We are currently working on an InnovateUK R&D grant focused on social distancing, which should allow us to systematise and improve on some of these assumptions, particularly assumption 4. However, for now, please take the above into consideration in any further discussion about this dataset.

Conclusion

Government advice has been very clear – we all need to maintain social distancing in order to keep R values below 1. This data demonstrates quite how extreme society’s lockdown has been, and that we as a society have radically changed our behavior, with city centre social interactions decreasing by more than an order of magnitude.
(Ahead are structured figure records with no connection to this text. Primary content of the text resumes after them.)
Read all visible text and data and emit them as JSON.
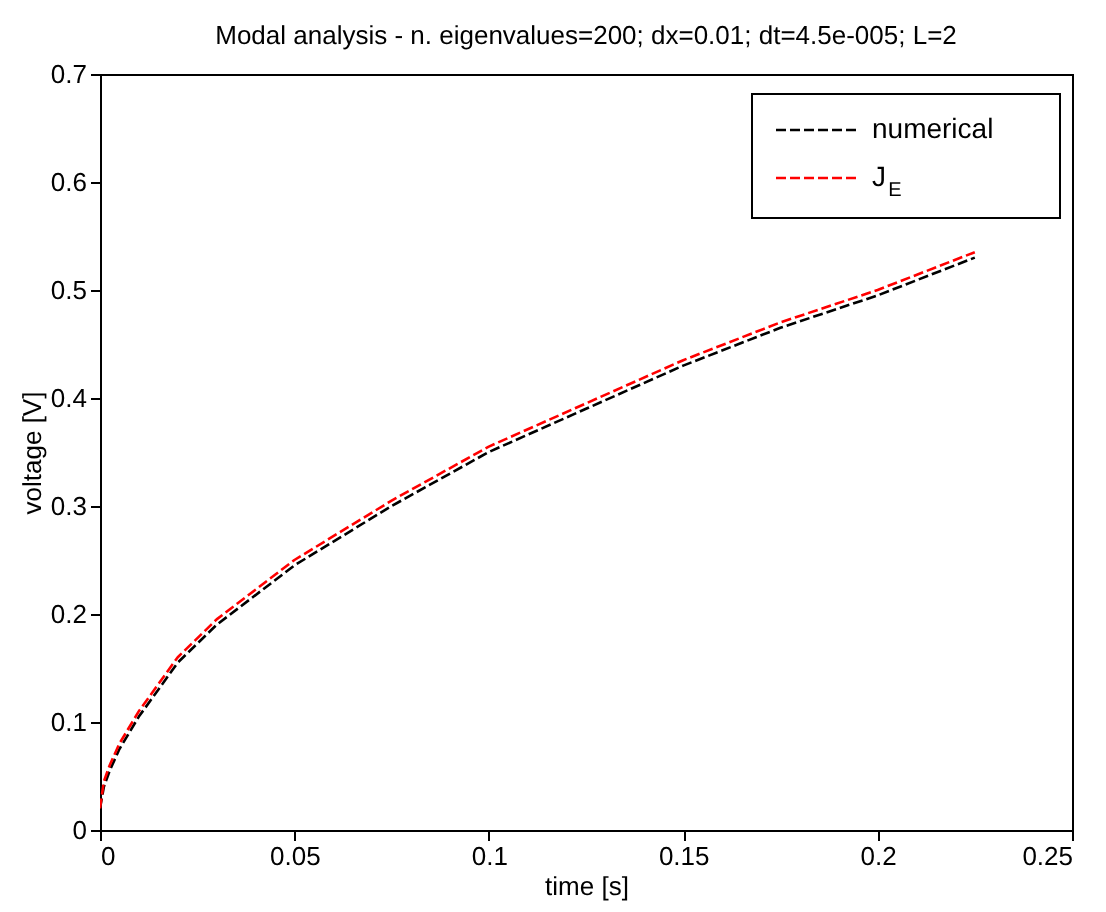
{
  "chart_data": {
    "type": "line",
    "title": "Modal analysis - n. eigenvalues=200; dx=0.01; dt=4.5e-005; L=2",
    "xlabel": "time [s]",
    "ylabel": "voltage [V]",
    "x": [
      0,
      0.001,
      0.0025,
      0.005,
      0.01,
      0.02,
      0.03,
      0.05,
      0.075,
      0.1,
      0.125,
      0.15,
      0.175,
      0.2,
      0.225
    ],
    "series": [
      {
        "name": "numerical",
        "color": "#000000",
        "values": [
          0.02,
          0.04,
          0.055,
          0.075,
          0.105,
          0.155,
          0.19,
          0.245,
          0.3,
          0.35,
          0.39,
          0.43,
          0.465,
          0.495,
          0.53
        ]
      },
      {
        "name": "J$_{E}$",
        "color": "#ff0000",
        "values": [
          0.02,
          0.045,
          0.06,
          0.08,
          0.11,
          0.16,
          0.195,
          0.25,
          0.305,
          0.355,
          0.395,
          0.435,
          0.47,
          0.5,
          0.535
        ]
      }
    ],
    "xlim": [
      0,
      0.25
    ],
    "xticks": [
      0,
      0.05,
      0.1,
      0.15,
      0.2,
      0.25
    ],
    "ylim": [
      0,
      0.7
    ],
    "yticks": [
      0,
      0.1,
      0.2,
      0.3,
      0.4,
      0.5,
      0.6,
      0.7
    ],
    "line_style": "dashed",
    "marker": "none",
    "grid": false,
    "legend": "top right"
  }
}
However, the differences are mostly caused by the overall decline in volumes, rather than extremely good adherence with a 2m rule. Behavior on the streets has changed, but is a relatively small component of the overall reduction in interaction time & volume.

How this will evolve as the lockdown is gradually lifted is a question for another day. From this data, it seems that encouraging people to stay away from the centres is likely to be having a much larger impact on R than the behavior change due to the 2m rule.